Mme FRANCESCA GATT (Malte) a appelé à ce que les femmes soient représentées dans toutes les institutions gouvernementales, afin de parvenir à une administration publique inclusive. Elle s’est félicitée que le statut de pays candidat à l’adhésion à l’Union européenne (UE) ait été accordé à la Bosnie-Herzégovine à la fin de l’année dernière. À cette fin, elle a encouragé le pays à adopter les réformes nécessaires, en particulier pour répondre aux 14 priorités clefs et renforcer ses cadres constitutionnels, électoral et judiciaire.
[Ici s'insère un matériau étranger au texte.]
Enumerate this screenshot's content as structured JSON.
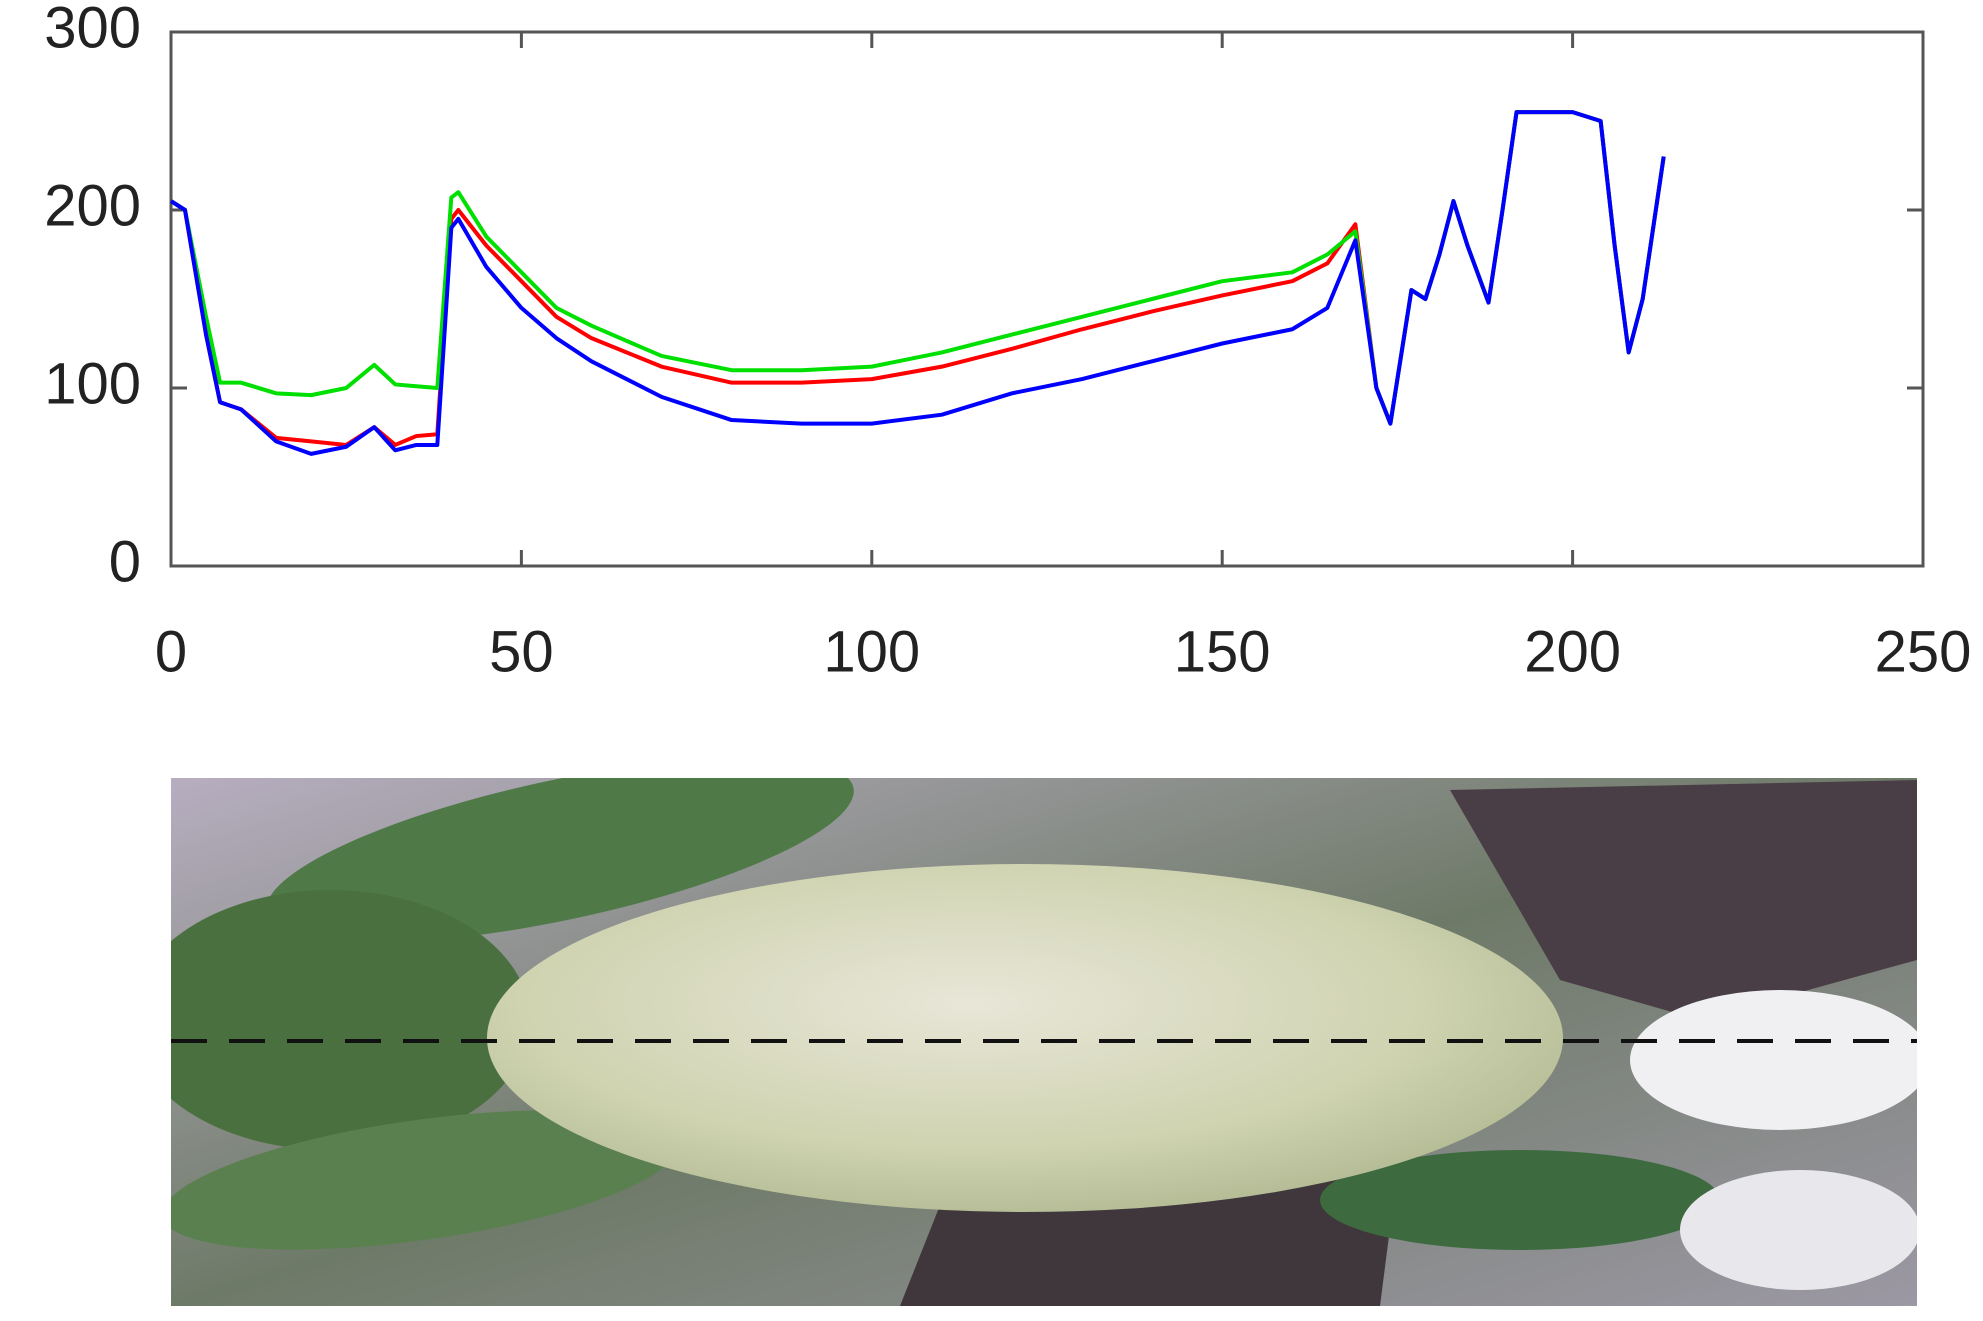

La représentante a condamné toutes les rhétoriques et actions nationalistes qui pourraient conduire à des tensions et des conflits inutiles, et saper la stabilité et la qualité de vie en Bosnie-Herzégovine. Elle a notamment évoqué les discours de sécession dangereux qui entravent non seulement les progrès réalisés, mais aussi la voie vers l’accession à l’UE. Elle s’est dite préoccupée par les initiatives législatives et les annonces faites dans l’entité Republika Srpska contre les personnes LGBTIQ, la société civile et la liberté des médias. Elle a souligné la nécessité d’un engagement fort de toutes les parties pour la réconciliation et le renforcement de la cohésion, y compris un programme scolaire qui reflète la diversité et ne discrimine pas sur la base de l’ethnicité, afin que les enfants grandissent dans un environnement de réconciliation. La représentante a enfin souligné l’importance du rôle de l’EUFOR Althea dans le maintien de la sécurité et de la stabilité.
Mme CAROLYN OPPONG-NTIRI (Ghana) a encouragé la formation rapide d’un nouveau gouvernement de la Fédération et la pleine mise en œuvre du programme « 5 plus 2 » dans l’ensemble de la Bosnie-Herzégovine. Reconnaissant la complexité de la mise en œuvre de l’Accord-cadre général pour la paix, la représentante s’est dite préoccupée par les discours et les actions qui sèment la discorde. Elle a exhorté les parties à respecter leurs engagements et à répondre aux aspirations légitimes exprimées. Elle a également noté les divergences persistantes au sein de la présidence sur les questions relatives à l’ordre constitutionnel et de politique intérieure et étrangère. Elle a appelé les dirigeants à progresser sur les points communs et à trouver des approches pragmatiques aux questions en suspens. La représentante a observé que la Bosnie-Herzégovine est aujourd’hui plus divisée et moins stable qu’elle ne l’a été depuis la fin de la guerre. Les tensions croissantes menacent de déchirer cette nation multiethnique et de rallumer une crise politique, a-t-elle mis en garde. En conclusion, elle a encouragé les parties à travailler avec le Haut-Représentant qui doit s’acquitter de ses responsabilités conformément à la loi et en respectant toutes les institutions nationales.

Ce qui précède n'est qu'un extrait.